As for the affair that brought Goldcheney a few steps closer to that cell, it is expected to be adapted into a major motion picture. If I and other followers of this spectacle - especially those who groove to Ian Fleming’s brainchild - had our druthers, no such filmization would be complete without an actor embodying the force who, as historian Robert Dallek accurately notes, will easily be the most interesting Vice President for a long time to come. If I, myself, had those druthers in the realm of casting, I would hand the role to character actor Bob Gunton.

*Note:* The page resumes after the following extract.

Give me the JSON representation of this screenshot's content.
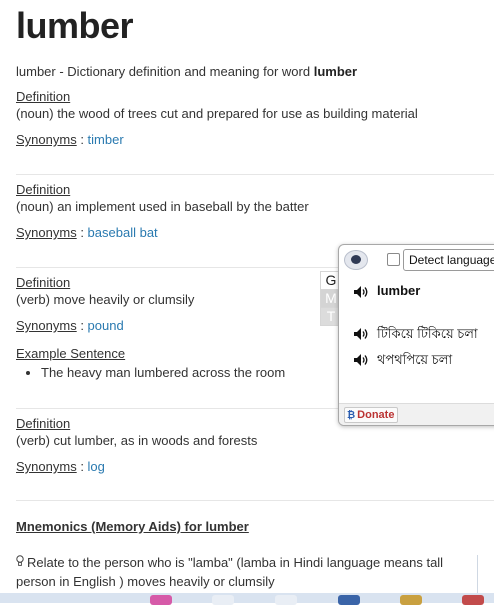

Though he looks nothing like the subject of this piece, it would be worth putting Gunton in heavy makeup and fat padding, for he exudes “Cheneyism” far more than any other actor I think of. This is due partly to his once having played RIchard Nixon - young Dick’s first Washington boss and a man who, in the view of the starstruck intern, was unjustly treated for the same type of wire tapping he and Little George would perform a grander scale thirty years later - but, more significantly, to the fact that Gunton’s most celebrated role is that of the corrupt, malevolent and terrifyingly Cheneyesque Warden Norton in “The Shawshank Redemption.” In the meantime, we will have to make do with comparing our protagonist to Auric Goldfinger and a host of other screen despots and blackguards, who wreak international havoc and destroy hundreds of thousands of lives all for the purpose of obtaining riches that, being millionaires, they not only don’t need, but which are hardly worth the chaos and bloodletting in the first place.